Vis à vis des réfugiés, une des solutions à court terme consiste à les accueillir au nom d’un devoir moral de solidarité en tant que personnes en difficulté socio-économique, morale et psychologique. Même si cette crise a de grandes conséquences en Europe, ce n’est pourtant pas elle qui est en première ligne pour l’accueil de ces populations déracinées. La Turquie est le plus grand pays d’accueil avec plus de trois millions et demi de réfugiés qui vivent dans des camps ou dans les villes de la région frontalière avec la Syrie. En 2016, au Liban, il y avait environ un réfugié pour cinq habitants. Proportionnellement à son nombre d’habitants, le Liban est le pays qui a accueilli le plus de réfugiés : c’est comme si la France avait accueilli 17 millions de réfugiés ! Or, la même année, le nombre de personnes ayant le statut de réfugiés politiques en France était de… 165 000 ! À l’inverse, « on constatait que les six pays les plus riches de la planète, les États-Unis, la France, l’Allemagne, le Royaume-Uni, la Chine et le Japon participaient seulement à l’accueil de 9 % des réfugiés à l’échelle mondiale, soit 2,1 millions de personnes, sur 70 millions ! » estime Dominique Delpiroux[4].

Fin 2016, « à l’échelle mondiale, la plupart des réfugiés, 84 pour cent d’entre eux se trouvaient dans des pays en développement ou à revenu moyen, et qu’une personne sur trois (soit 4,9 millions de personnes) était accueillie dans un des pays les moins développés »[5]. La solidarité se révèle donc plus importante de la part des pays les plus pauvres.

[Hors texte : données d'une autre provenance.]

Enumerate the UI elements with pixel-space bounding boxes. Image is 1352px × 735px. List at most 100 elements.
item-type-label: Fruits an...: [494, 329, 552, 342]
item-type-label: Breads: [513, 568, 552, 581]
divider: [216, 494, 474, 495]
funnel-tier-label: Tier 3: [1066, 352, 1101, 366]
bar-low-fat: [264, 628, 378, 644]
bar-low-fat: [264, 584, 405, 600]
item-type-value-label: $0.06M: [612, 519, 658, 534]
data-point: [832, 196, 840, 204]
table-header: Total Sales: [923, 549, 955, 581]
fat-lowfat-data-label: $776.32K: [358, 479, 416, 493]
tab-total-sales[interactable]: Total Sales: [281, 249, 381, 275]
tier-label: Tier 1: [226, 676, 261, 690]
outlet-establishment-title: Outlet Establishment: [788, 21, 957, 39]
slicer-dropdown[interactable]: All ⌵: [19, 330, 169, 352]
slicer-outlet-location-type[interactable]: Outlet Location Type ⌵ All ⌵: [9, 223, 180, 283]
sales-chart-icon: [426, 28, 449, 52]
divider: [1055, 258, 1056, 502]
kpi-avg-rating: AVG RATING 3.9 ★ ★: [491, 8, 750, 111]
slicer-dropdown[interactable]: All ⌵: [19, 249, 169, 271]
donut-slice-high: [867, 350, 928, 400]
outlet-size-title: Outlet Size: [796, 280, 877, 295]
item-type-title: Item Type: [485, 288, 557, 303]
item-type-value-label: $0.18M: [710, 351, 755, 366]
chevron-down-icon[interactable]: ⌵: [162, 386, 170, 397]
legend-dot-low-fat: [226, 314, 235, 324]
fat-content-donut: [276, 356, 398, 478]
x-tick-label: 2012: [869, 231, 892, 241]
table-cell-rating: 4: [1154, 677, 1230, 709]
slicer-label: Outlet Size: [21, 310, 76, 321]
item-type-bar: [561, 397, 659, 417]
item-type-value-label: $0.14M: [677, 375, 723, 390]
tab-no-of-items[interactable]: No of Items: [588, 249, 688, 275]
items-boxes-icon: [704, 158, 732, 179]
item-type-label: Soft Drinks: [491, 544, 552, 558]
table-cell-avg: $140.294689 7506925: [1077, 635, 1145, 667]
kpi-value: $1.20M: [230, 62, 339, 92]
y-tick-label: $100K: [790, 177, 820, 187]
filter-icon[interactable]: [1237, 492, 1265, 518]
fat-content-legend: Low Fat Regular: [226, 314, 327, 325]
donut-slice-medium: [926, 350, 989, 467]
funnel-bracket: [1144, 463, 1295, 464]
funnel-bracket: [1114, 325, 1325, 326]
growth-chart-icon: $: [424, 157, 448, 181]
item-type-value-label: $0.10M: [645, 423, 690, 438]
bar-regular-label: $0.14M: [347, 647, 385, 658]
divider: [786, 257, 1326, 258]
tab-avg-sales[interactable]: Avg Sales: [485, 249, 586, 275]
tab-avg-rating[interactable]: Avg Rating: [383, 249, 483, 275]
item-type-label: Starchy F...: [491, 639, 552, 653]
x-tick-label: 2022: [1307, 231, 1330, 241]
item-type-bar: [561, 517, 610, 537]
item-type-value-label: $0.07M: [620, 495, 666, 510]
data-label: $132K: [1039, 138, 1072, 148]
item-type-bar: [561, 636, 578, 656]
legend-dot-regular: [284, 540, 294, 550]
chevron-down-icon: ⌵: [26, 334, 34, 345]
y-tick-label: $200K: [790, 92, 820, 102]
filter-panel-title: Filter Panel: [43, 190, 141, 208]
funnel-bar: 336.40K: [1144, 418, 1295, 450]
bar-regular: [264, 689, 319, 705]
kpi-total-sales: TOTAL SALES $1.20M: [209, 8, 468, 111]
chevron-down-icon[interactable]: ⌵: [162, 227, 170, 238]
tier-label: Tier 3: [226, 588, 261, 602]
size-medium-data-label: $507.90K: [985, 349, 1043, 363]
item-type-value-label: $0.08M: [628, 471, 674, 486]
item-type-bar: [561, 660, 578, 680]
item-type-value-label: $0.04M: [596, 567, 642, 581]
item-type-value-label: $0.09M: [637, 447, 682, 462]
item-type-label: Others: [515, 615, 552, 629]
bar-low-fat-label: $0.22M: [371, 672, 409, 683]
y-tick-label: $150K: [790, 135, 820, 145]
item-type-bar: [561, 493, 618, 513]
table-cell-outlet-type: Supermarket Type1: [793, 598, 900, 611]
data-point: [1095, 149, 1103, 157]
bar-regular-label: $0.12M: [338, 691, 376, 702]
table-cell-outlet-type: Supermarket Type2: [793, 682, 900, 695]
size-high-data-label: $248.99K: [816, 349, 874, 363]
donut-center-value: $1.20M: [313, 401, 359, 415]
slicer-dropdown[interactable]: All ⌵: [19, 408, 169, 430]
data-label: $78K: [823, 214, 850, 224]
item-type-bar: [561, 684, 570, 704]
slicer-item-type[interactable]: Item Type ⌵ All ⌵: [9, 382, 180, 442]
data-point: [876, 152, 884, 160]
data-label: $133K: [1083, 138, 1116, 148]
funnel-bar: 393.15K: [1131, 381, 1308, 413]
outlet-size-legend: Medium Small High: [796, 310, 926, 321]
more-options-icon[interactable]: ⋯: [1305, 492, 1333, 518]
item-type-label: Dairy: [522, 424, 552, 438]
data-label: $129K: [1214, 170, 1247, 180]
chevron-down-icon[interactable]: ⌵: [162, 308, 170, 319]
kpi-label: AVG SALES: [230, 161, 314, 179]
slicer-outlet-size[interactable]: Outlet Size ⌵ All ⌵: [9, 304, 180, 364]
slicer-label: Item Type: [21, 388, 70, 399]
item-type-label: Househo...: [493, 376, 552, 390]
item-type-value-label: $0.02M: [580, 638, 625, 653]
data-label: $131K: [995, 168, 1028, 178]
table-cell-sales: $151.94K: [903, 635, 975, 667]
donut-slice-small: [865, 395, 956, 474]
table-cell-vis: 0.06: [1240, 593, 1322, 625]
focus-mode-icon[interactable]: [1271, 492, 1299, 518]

La question qui se pose parfois est : à quel niveau se situe la limite matérielle et la limite d’acceptabilité politique ?L’arrivée excessive de migrants commence lorsqu’il n’est plus possible pour les populations d’un territoire de satisfaire leur besoin essentiel, tel que les nourrir, les loger, les soigner ou leur donner du travail pour qui accède à une certaine autonomie. Le seuil de rupture dépend à la fois des ressources matérielles, mais aussi du niveau de la volonté, d’acceptabilité politique par les habitants et de leurs dirigeants. Car, même les peuples les plus accueillants peuvent atteindre leur limite, du fait de la limitation de leurs ressources matérielles.  

Tensions destructrices

Face à l’arrivée excessive de migrants, on observe deux types de politiques extrêmes et opposées. D’un côté, n’accepter d’accueillir aucun réfugié et de l’autre, leur ouvrir les frontières sans aucune restriction, ni condition. Cela engendre une forte probabilité de créer « un appel d’air » et d’être débordé comme ce fut le cas du Liban. Car, il semble assez probable, qu’à partir d’un certain seuil, ce « devoir moral de solidarité » vis à vis des réfugiés génère des problèmes sociaux et politiques, tel qu’un accroissement du chômage, donc de la pauvreté, de la délinquance, de l’insécurité et finalement une montée de l’extrême droite. Car la mesure politique prioritaire de cette dernière consiste à généralement expulser les étrangers hors de frontières du pays, parce qu’ils seraient la principale cause de tous les problèmes de cette nation.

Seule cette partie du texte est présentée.